I nod toward the row of chairs in the waiting room at the end of the hallway. A dark-haired woman in a busty emerald-green costume nibbles on her lip and checks her watch. When she raises her face, her eyes light up as they land on Aquaman.

“I’m guessing the mermaid brought you in? And waited for you?”

“Yeah,” Aquaman says with a dopey smile as he looks at his woman.

“Bed tonight. Use the bed, man,” I say in a low voice.

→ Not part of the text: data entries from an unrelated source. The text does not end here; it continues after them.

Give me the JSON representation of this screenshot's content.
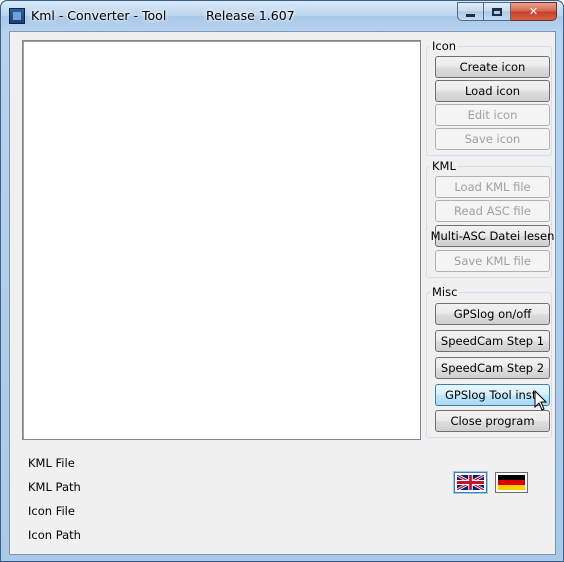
{
  "window": {
    "title": "Kml - Converter - Tool",
    "release": "Release 1.607",
    "minimize_icon": "minimize-icon",
    "maximize_icon": "maximize-icon",
    "close_icon": "close-icon",
    "close_glyph": "✕"
  },
  "groups": {
    "icon": {
      "label": "Icon",
      "buttons": [
        {
          "label": "Create icon",
          "enabled": true
        },
        {
          "label": "Load icon",
          "enabled": true
        },
        {
          "label": "Edit icon",
          "enabled": false
        },
        {
          "label": "Save icon",
          "enabled": false
        }
      ]
    },
    "kml": {
      "label": "KML",
      "buttons": [
        {
          "label": "Load KML file",
          "enabled": false
        },
        {
          "label": "Read ASC file",
          "enabled": false
        },
        {
          "label": "Multi-ASC Datei lesen",
          "enabled": true
        },
        {
          "label": "Save KML file",
          "enabled": false
        }
      ]
    },
    "misc": {
      "label": "Misc",
      "buttons": [
        {
          "label": "GPSlog on/off",
          "enabled": true
        },
        {
          "label": "SpeedCam Step 1",
          "enabled": true
        },
        {
          "label": "SpeedCam Step 2",
          "enabled": true
        },
        {
          "label": "GPSlog  Tool  inst.",
          "enabled": true,
          "hover": true
        },
        {
          "label": "Close program",
          "enabled": true
        }
      ]
    }
  },
  "info": {
    "kml_file": "KML File",
    "kml_path": "KML Path",
    "icon_file": "Icon File",
    "icon_path": "Icon Path"
  },
  "language": {
    "english_icon": "uk-flag-icon",
    "german_icon": "german-flag-icon",
    "selected": "english"
  },
  "colors": {
    "window_face": "#f0f0f0",
    "hover_border": "#3c7fb1",
    "disabled_text": "#a0a0a0"
  }
}
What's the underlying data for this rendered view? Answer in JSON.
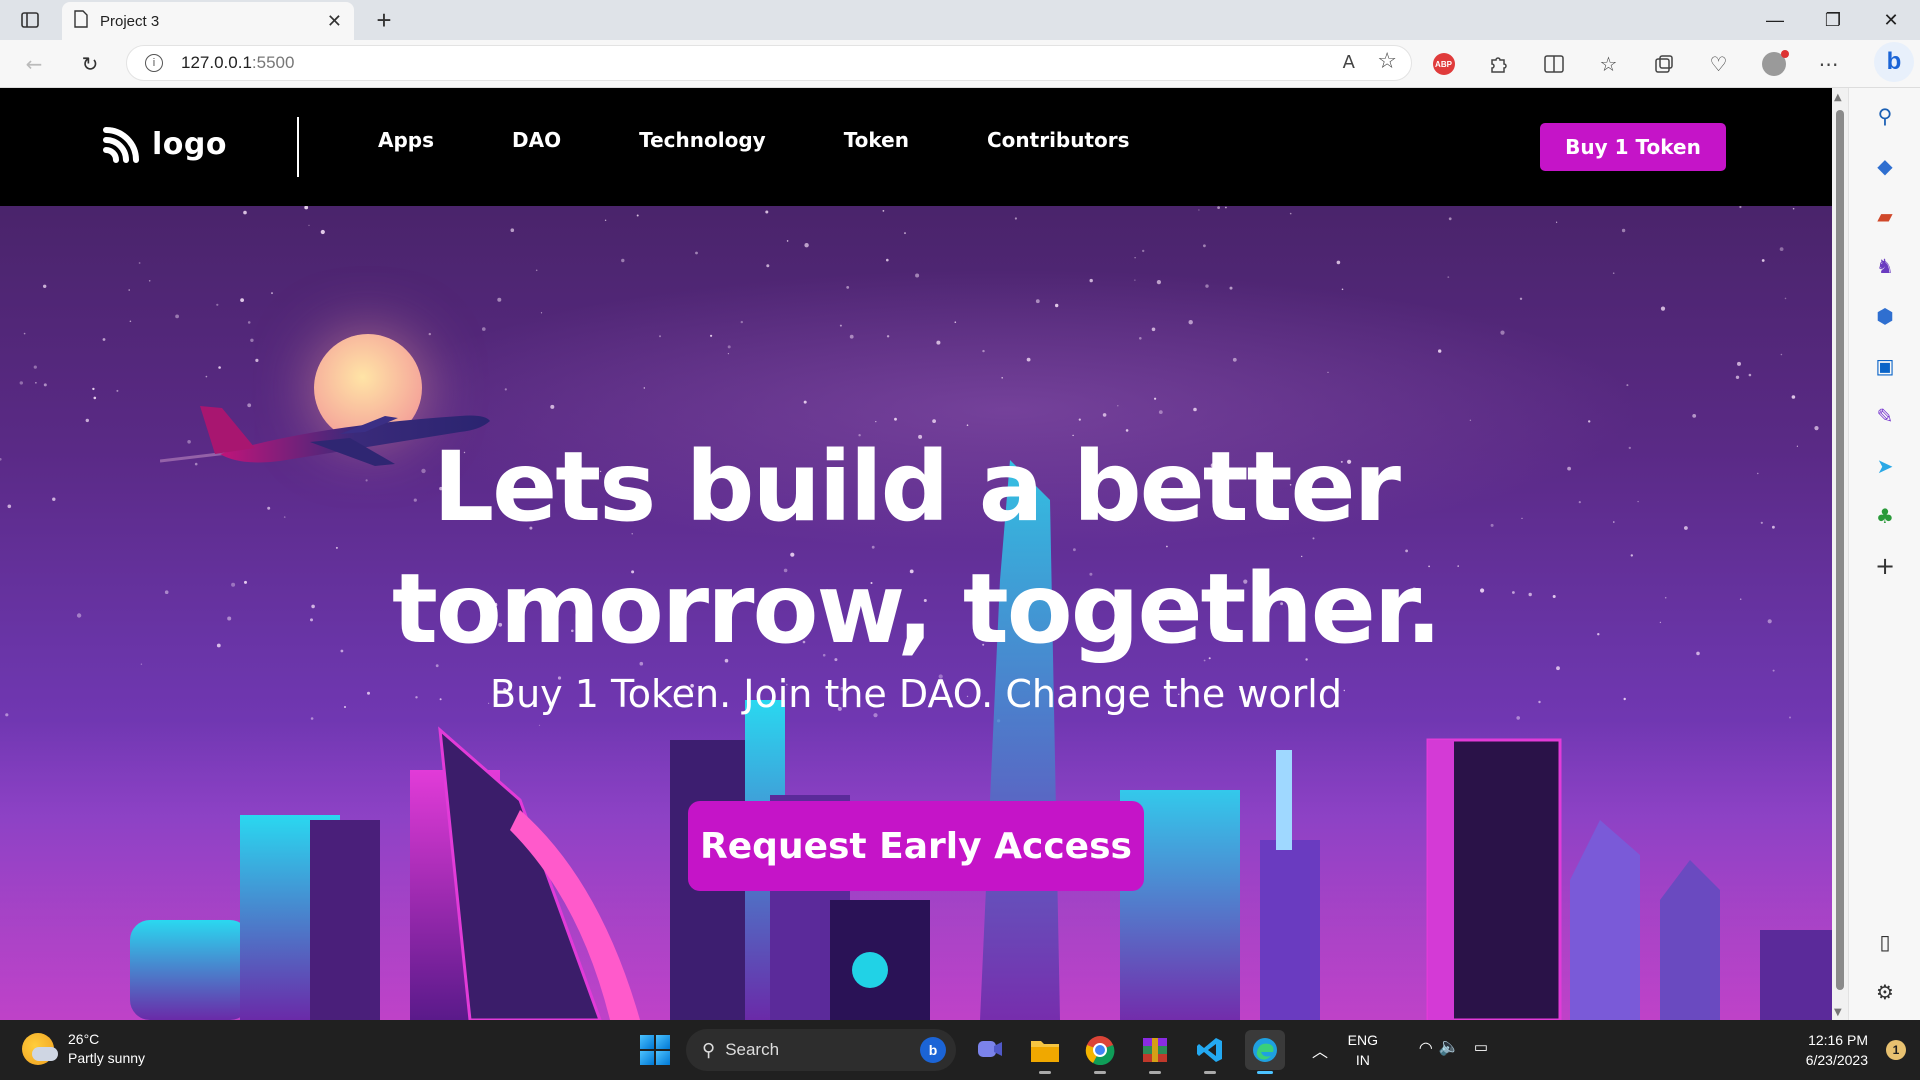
{
  "browser": {
    "tab_title": "Project 3",
    "tab_close": "✕",
    "new_tab": "+",
    "window_controls": [
      "—",
      "❐",
      "✕"
    ],
    "url_host": "127.0.0.1",
    "url_port": ":5500",
    "read_aloud": "A",
    "favorite_star": "☆",
    "bing_label": "b"
  },
  "site": {
    "logo_text": "logo",
    "nav": [
      "Apps",
      "DAO",
      "Technology",
      "Token",
      "Contributors"
    ],
    "buy_button": "Buy 1 Token",
    "hero_title_line1": "Lets build a better",
    "hero_title_line2": "tomorrow, together.",
    "hero_subtitle": "Buy 1 Token. Join the DAO. Change the world",
    "cta_button": "Request Early Access",
    "brand_color": "#c514c8"
  },
  "taskbar": {
    "temperature": "26°C",
    "weather": "Partly sunny",
    "search_placeholder": "Search",
    "lang": "ENG",
    "region": "IN",
    "time": "12:16 PM",
    "date": "6/23/2023",
    "notification_count": "1"
  }
}
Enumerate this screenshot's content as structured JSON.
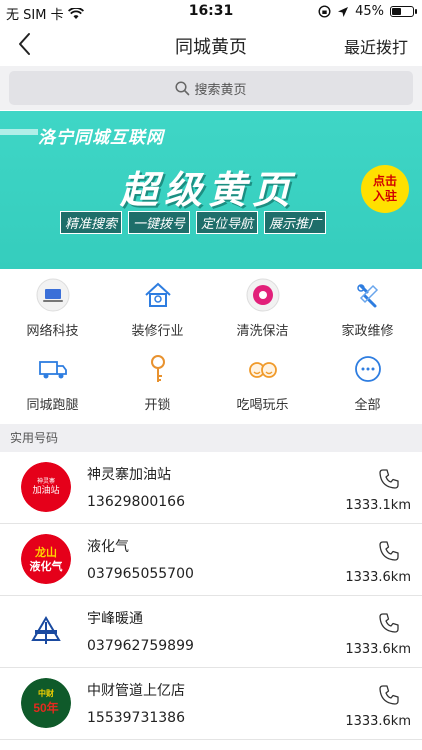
{
  "status_bar": {
    "carrier": "无 SIM 卡",
    "time": "16:31",
    "battery": "45%",
    "battery_level": 0.45
  },
  "nav": {
    "title": "同城黄页",
    "right_action": "最近拨打"
  },
  "search": {
    "placeholder": "搜索黄页"
  },
  "banner": {
    "top_text": "洛宁同城互联网",
    "main_text": "超级黄页",
    "tags": [
      "精准搜索",
      "一键拨号",
      "定位导航",
      "展示推广"
    ],
    "cta_line1": "点击",
    "cta_line2": "入驻"
  },
  "categories": [
    {
      "label": "网络科技",
      "icon": "laptop-icon"
    },
    {
      "label": "装修行业",
      "icon": "house-icon"
    },
    {
      "label": "清洗保洁",
      "icon": "cleaning-icon"
    },
    {
      "label": "家政维修",
      "icon": "wrench-icon"
    },
    {
      "label": "同城跑腿",
      "icon": "truck-icon"
    },
    {
      "label": "开锁",
      "icon": "key-icon"
    },
    {
      "label": "吃喝玩乐",
      "icon": "faces-icon"
    },
    {
      "label": "全部",
      "icon": "more-icon"
    }
  ],
  "section": {
    "title": "实用号码"
  },
  "listings": [
    {
      "name": "神灵寨加油站",
      "phone": "13629800166",
      "distance": "1333.1km",
      "logo_text": "加油站",
      "logo_sub": "神灵寨"
    },
    {
      "name": "液化气",
      "phone": "037965055700",
      "distance": "1333.6km",
      "logo_text": "龙山",
      "logo_sub": "液化气"
    },
    {
      "name": "宇峰暖通",
      "phone": "037962759899",
      "distance": "1333.6km",
      "logo_text": "",
      "logo_sub": ""
    },
    {
      "name": "中财管道上亿店",
      "phone": "15539731386",
      "distance": "1333.6km",
      "logo_text": "50年",
      "logo_sub": "中财"
    }
  ],
  "colors": {
    "banner": "#3fd6c6",
    "cta": "#ffe000",
    "accent_red": "#d10000"
  }
}
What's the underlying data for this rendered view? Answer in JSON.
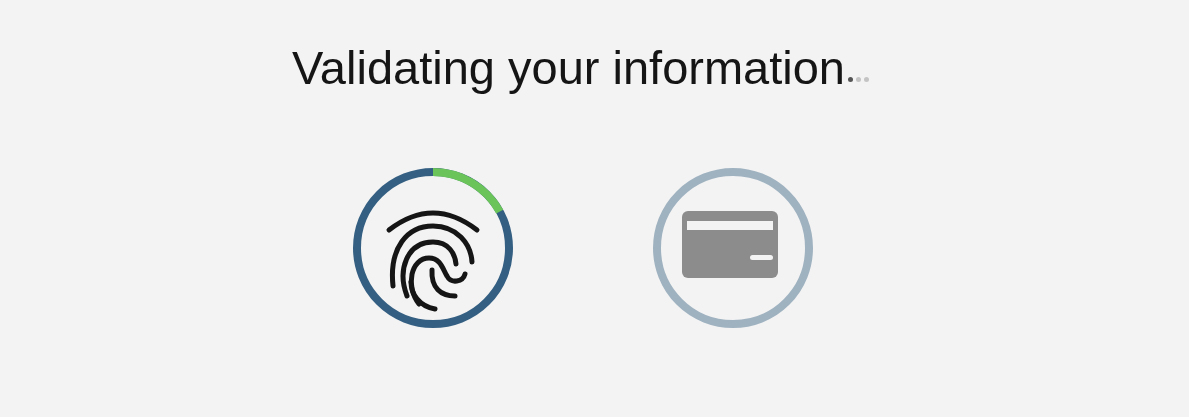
{
  "title": "Validating your information",
  "loading_dots": [
    {
      "selected": true
    },
    {
      "selected": false
    },
    {
      "selected": false
    }
  ],
  "steps": [
    {
      "kind": "fingerprint",
      "active": true
    },
    {
      "kind": "card",
      "active": false
    }
  ]
}
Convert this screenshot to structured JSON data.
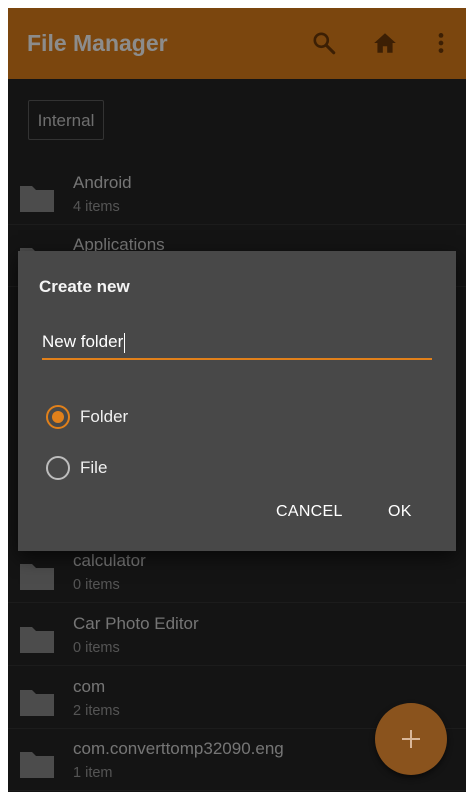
{
  "app_bar": {
    "title": "File Manager",
    "color": "#e1801a",
    "icons": [
      "search-icon",
      "home-icon",
      "more-vert-icon"
    ]
  },
  "location": {
    "label": "Internal"
  },
  "files": [
    {
      "name": "Android",
      "count": "4 items"
    },
    {
      "name": "Applications",
      "count": ""
    },
    {
      "name": "calculator",
      "count": "0 items"
    },
    {
      "name": "Car Photo Editor",
      "count": "0 items"
    },
    {
      "name": "com",
      "count": "2 items"
    },
    {
      "name": "com.converttomp32090.eng",
      "count": "1 item"
    }
  ],
  "dialog": {
    "title": "Create new",
    "name_input": {
      "value": "New folder"
    },
    "options": [
      {
        "label": "Folder",
        "selected": true
      },
      {
        "label": "File",
        "selected": false
      }
    ],
    "cancel_label": "CANCEL",
    "ok_label": "OK"
  },
  "fab": {
    "icon": "plus-icon"
  }
}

He gives me a thumbs-up as he leaves.

And, that’s today’s latest chapter in the tales of the naughty deeds that land you in the ER. Yesterday, it was a zipper malfunction. Last week, it was a fracture from a back handspring. Yeah, you don’t want to know what was fractured.

* * *

Later, when my shift ends, I change into my street clothes in the locker room, button my jeans, and tug on a T-shirt.

I rake my fingers through my hair, grab my shades, and leave the workday behind me.

The second the doors slide shut at Mercy Hospital, I turn off the medical portion of my brain, plug in my headphones, and crank up the audiobook I’ve been listening to lately.

It’s on the theory of chaos, and it keeps me company as I head to Greenwich Village to meet a friend.

Once downtown, I leave the subway in a throng of New Yorkers on a warm June day and make my way to the Sugar Love Sweet Shop to meet my friend Josie.

Yes, this friend happens to possess boobs.

Because I have another theory—men and women can be friends.

Great friends. Even if the woman happens to be the owner of the most fantastic pair of breasts this man has ever seen.

A body is a body is a body. I can appreciate her figure empirically, in all its curves and softness, and that doesn’t mean I want to hang from the chandeliers with her, or even screw her on a table.

Fine, I’ll concede she’s totally table screwable, but I don’t let myself think of Josie that way.

Even if she looks amazing in that pink scoop-neck T-shirt and a cute little polka-dot apron tied around her waist.

When she spots me, she waves and calls me into the candy shop.

I go, and my mouth is only watering because I like sweet things.